Der Kriminalsoziologe Arno Pilgram sagt, dass die Justiz – im Gegensatz zur Medizin – nicht wirkungsorientiert arbeitet. Die Richter kümmern sich nicht darum, was aus ihren Delinquenten wird – bis sie wieder vor ihnen stehen. Und wenn sie nicht mehr wiederkommen, hinterfragen sie auch das nicht, wie ein Blick in die Verurteilungsstatistik aus den Jahren 2009 bis 2013 zeigt:

Erfolgsmodelle

Strenge Strafe bringt raschen Rückfall
Eine auffallend niedrige Rückfallsrate konnte bei jenen Tätern beobachtet werden, die zu einer Kombination aus unbedingter (also tatsächlich zu zahlender) Geldstrafe und bedingter (also nur für eine Probezeit angedrohter) Haftstrafe verurteilt wurden. Ein Erfolgsmodell? Die Richter praktizieren diese Strafform in nur 3,1 % aller Fälle, weil sie laut Pilgram Zwischenstufen gern überspringen: "Im Westen fangen sie mit bedingten Geldstrafen an, im Osten eher mit bedingten Haftstrafen, und dann kommen gleich die unbedingten Haftstrafen." Erst nach und nach würden sich die Richter damit auseinandersetzen, dass alles mit allem kombinierbar sei.

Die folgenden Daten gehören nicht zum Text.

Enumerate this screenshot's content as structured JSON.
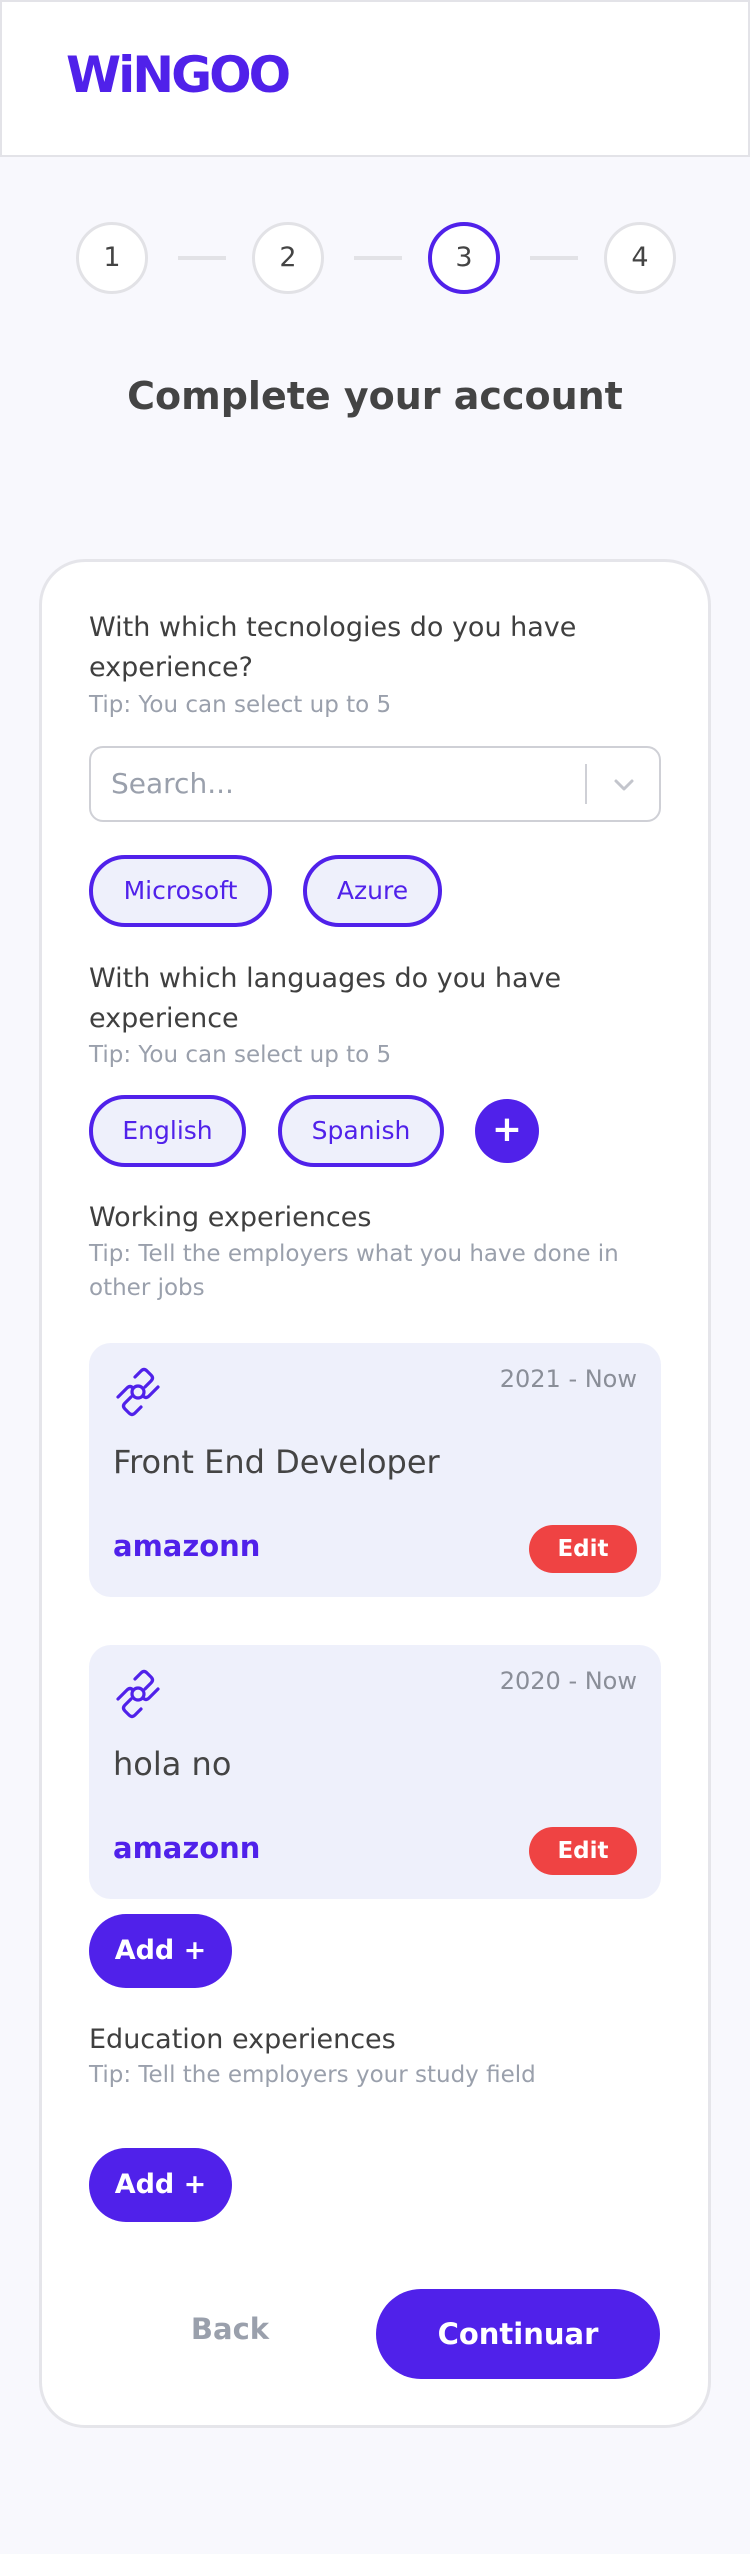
{
  "brand": {
    "logo": "WiNGOO",
    "accent": "#5021ea",
    "danger": "#ef4343"
  },
  "stepper": {
    "steps": [
      "1",
      "2",
      "3",
      "4"
    ],
    "current_step": "3"
  },
  "page_title": "Complete your account",
  "technologies": {
    "question": "With which tecnologies do you have experience?",
    "tip": "Tip: You can select up to 5",
    "search_placeholder": "Search...",
    "selected": [
      "Microsoft",
      "Azure"
    ]
  },
  "languages": {
    "question": "With which languages do you have experience",
    "tip": "Tip: You can select up to 5",
    "selected": [
      "English",
      "Spanish"
    ],
    "add_label": "+"
  },
  "working": {
    "title": "Working experiences",
    "tip": "Tip: Tell the employers what you have done in other jobs",
    "items": [
      {
        "date": "2021 - Now",
        "title": "Front End Developer",
        "company": "amazonn",
        "edit_label": "Edit",
        "icon": "link-icon"
      },
      {
        "date": "2020 - Now",
        "title": "hola no",
        "company": "amazonn",
        "edit_label": "Edit",
        "icon": "link-icon"
      }
    ],
    "add_label": "Add +"
  },
  "education": {
    "title": "Education experiences",
    "tip": "Tip: Tell the employers your study field",
    "add_label": "Add +"
  },
  "footer": {
    "back_label": "Back",
    "continue_label": "Continuar"
  }
}
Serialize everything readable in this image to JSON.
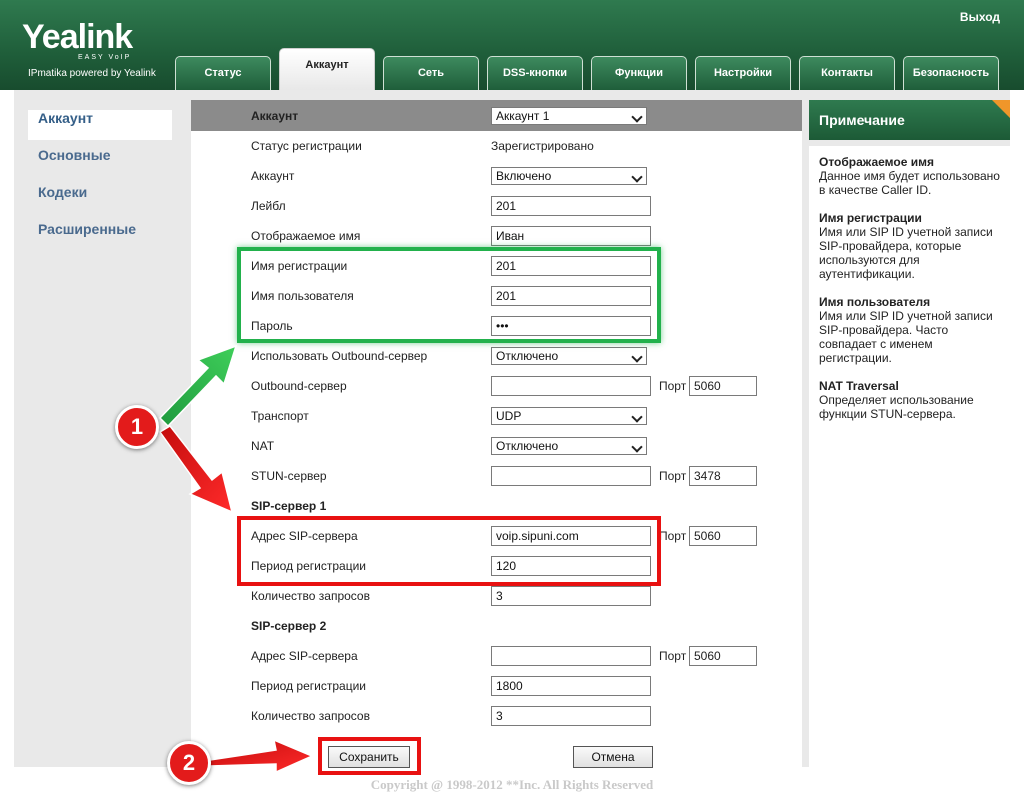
{
  "header": {
    "logo": "Yealink",
    "logo_sub": "EASY VoIP",
    "tagline": "IPmatika powered by Yealink",
    "logout": "Выход"
  },
  "tabs": [
    {
      "label": "Статус"
    },
    {
      "label": "Аккаунт",
      "active": true
    },
    {
      "label": "Сеть"
    },
    {
      "label": "DSS-кнопки"
    },
    {
      "label": "Функции"
    },
    {
      "label": "Настройки"
    },
    {
      "label": "Контакты"
    },
    {
      "label": "Безопасность"
    }
  ],
  "sidebar": {
    "items": [
      {
        "label": "Аккаунт",
        "active": true
      },
      {
        "label": "Основные"
      },
      {
        "label": "Кодеки"
      },
      {
        "label": "Расширенные"
      }
    ]
  },
  "form": {
    "header_label": "Аккаунт",
    "header_select": "Аккаунт 1",
    "reg_status_label": "Статус регистрации",
    "reg_status_value": "Зарегистрировано",
    "account_label": "Аккаунт",
    "account_value": "Включено",
    "label_label": "Лейбл",
    "label_value": "201",
    "display_name_label": "Отображаемое имя",
    "display_name_value": "Иван",
    "reg_name_label": "Имя регистрации",
    "reg_name_value": "201",
    "username_label": "Имя пользователя",
    "username_value": "201",
    "password_label": "Пароль",
    "password_value": "•••",
    "outbound_use_label": "Использовать Outbound-сервер",
    "outbound_use_value": "Отключено",
    "outbound_server_label": "Outbound-сервер",
    "outbound_server_value": "",
    "outbound_port_label": "Порт",
    "outbound_port_value": "5060",
    "transport_label": "Транспорт",
    "transport_value": "UDP",
    "nat_label": "NAT",
    "nat_value": "Отключено",
    "stun_label": "STUN-сервер",
    "stun_value": "",
    "stun_port_label": "Порт",
    "stun_port_value": "3478",
    "sip1_heading": "SIP-сервер 1",
    "sip1_addr_label": "Адрес SIP-сервера",
    "sip1_addr_value": "voip.sipuni.com",
    "sip1_port_label": "Порт",
    "sip1_port_value": "5060",
    "sip1_period_label": "Период регистрации",
    "sip1_period_value": "120",
    "sip1_retries_label": "Количество запросов",
    "sip1_retries_value": "3",
    "sip2_heading": "SIP-сервер 2",
    "sip2_addr_label": "Адрес SIP-сервера",
    "sip2_addr_value": "",
    "sip2_port_label": "Порт",
    "sip2_port_value": "5060",
    "sip2_period_label": "Период регистрации",
    "sip2_period_value": "1800",
    "sip2_retries_label": "Количество запросов",
    "sip2_retries_value": "3",
    "save_button": "Сохранить",
    "cancel_button": "Отмена"
  },
  "note": {
    "title": "Примечание",
    "blocks": [
      {
        "heading": "Отображаемое имя",
        "text": "Данное имя будет использовано в качестве Caller ID."
      },
      {
        "heading": "Имя регистрации",
        "text": "Имя или SIP ID учетной записи SIP-провайдера, которые используются для аутентификации."
      },
      {
        "heading": "Имя пользователя",
        "text": "Имя или SIP ID учетной записи SIP-провайдера. Часто совпадает с именем регистрации."
      },
      {
        "heading": "NAT Traversal",
        "text": "Определяет использование функции STUN-сервера."
      }
    ]
  },
  "footer": {
    "copyright": "Copyright @ 1998-2012 **Inc. All Rights Reserved"
  },
  "annotations": {
    "badge1": "1",
    "badge2": "2",
    "green": "#22b14c",
    "red": "#e81111"
  }
}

Die allerniedrigste Rückfallsquote von rund 10 % ergibt der Außergerichtliche Tatausgleich (siehe Zusatzbericht). Der Verein Neustart, der Täter und Opfer mit einem Konfliktregler an einen Tisch bringt, berichtet von hoher Wirkung bei den Tätern und viel Genugtuung bei den Opfern. Ein Erfolgsmodell? Die Staatsanwälte und Richter wählen diese Form der Aufarbeitung immer seltener, lieber wird zu Geld- und Haftstrafen gegriffen.

Skepsis von rechts

Pilgram beobachtet einen Trend in den USA, wo ausgerechnet von hochrangigen rechten Politikern vermehrt große Skepsis an repressiven Strafen kommt: Wenn Haftstrafen nur viel kosten, aber nichts bringen, wozu werden dann mehr und mehr Gefängnisse gebaut?

Wichtiger als die Sanktion ist für den Kriminalsoziologen "der Umgang mit den Parteien vor Gericht. Ob die Leute verstehen, was mit ihnen passiert. Ob man pädagogisch etwas erreichen kann." Wird eine Strafe außer Verhältnis erlebt, "kiefelt der Verurteile nur daran herum, dass er sich ungerecht behandelt fühlt, und setzt sich nicht damit auseinander, was er angerichtet hat."

Die Jubelmeldung des Justizministeriums, die Strafen würden ihre Wirkung zeigen, kann Pilgram nicht nachvollziehen. Die durch (strenge) Verurteilungen verursachten sozialen Belastungen und hohen Kosten würden nicht berücksichtigt. Es bestünden nach wie vor unerforschte regionale Unterschiede bei den Strafen. Eine wissenschaftlich analysierte "Wiederkehrerstatistik" aus Bestraften und ohne Verurteilung (Diversion) von der Justiz Behandelten sei dringend erforderlich.

Gefängnis

65,5 % aller Sanktionen sind (österreichweit hochgerechnet) Haftstrafen, 18,2 % davon zur Gänze unbedingt, 9,5 % teilbedingt.
Das heißt, jeder dritte bis vierte Verurteilte muss hinter Gitter.

Regionale Unterschiede

In Wien werden 21,9 % unbedingte Haftstrafen verhängt, in Innsbruck 16,8 %, in Linz nur 13,4 %. In Graz ist der Rückfall mit 41 % am höchsten.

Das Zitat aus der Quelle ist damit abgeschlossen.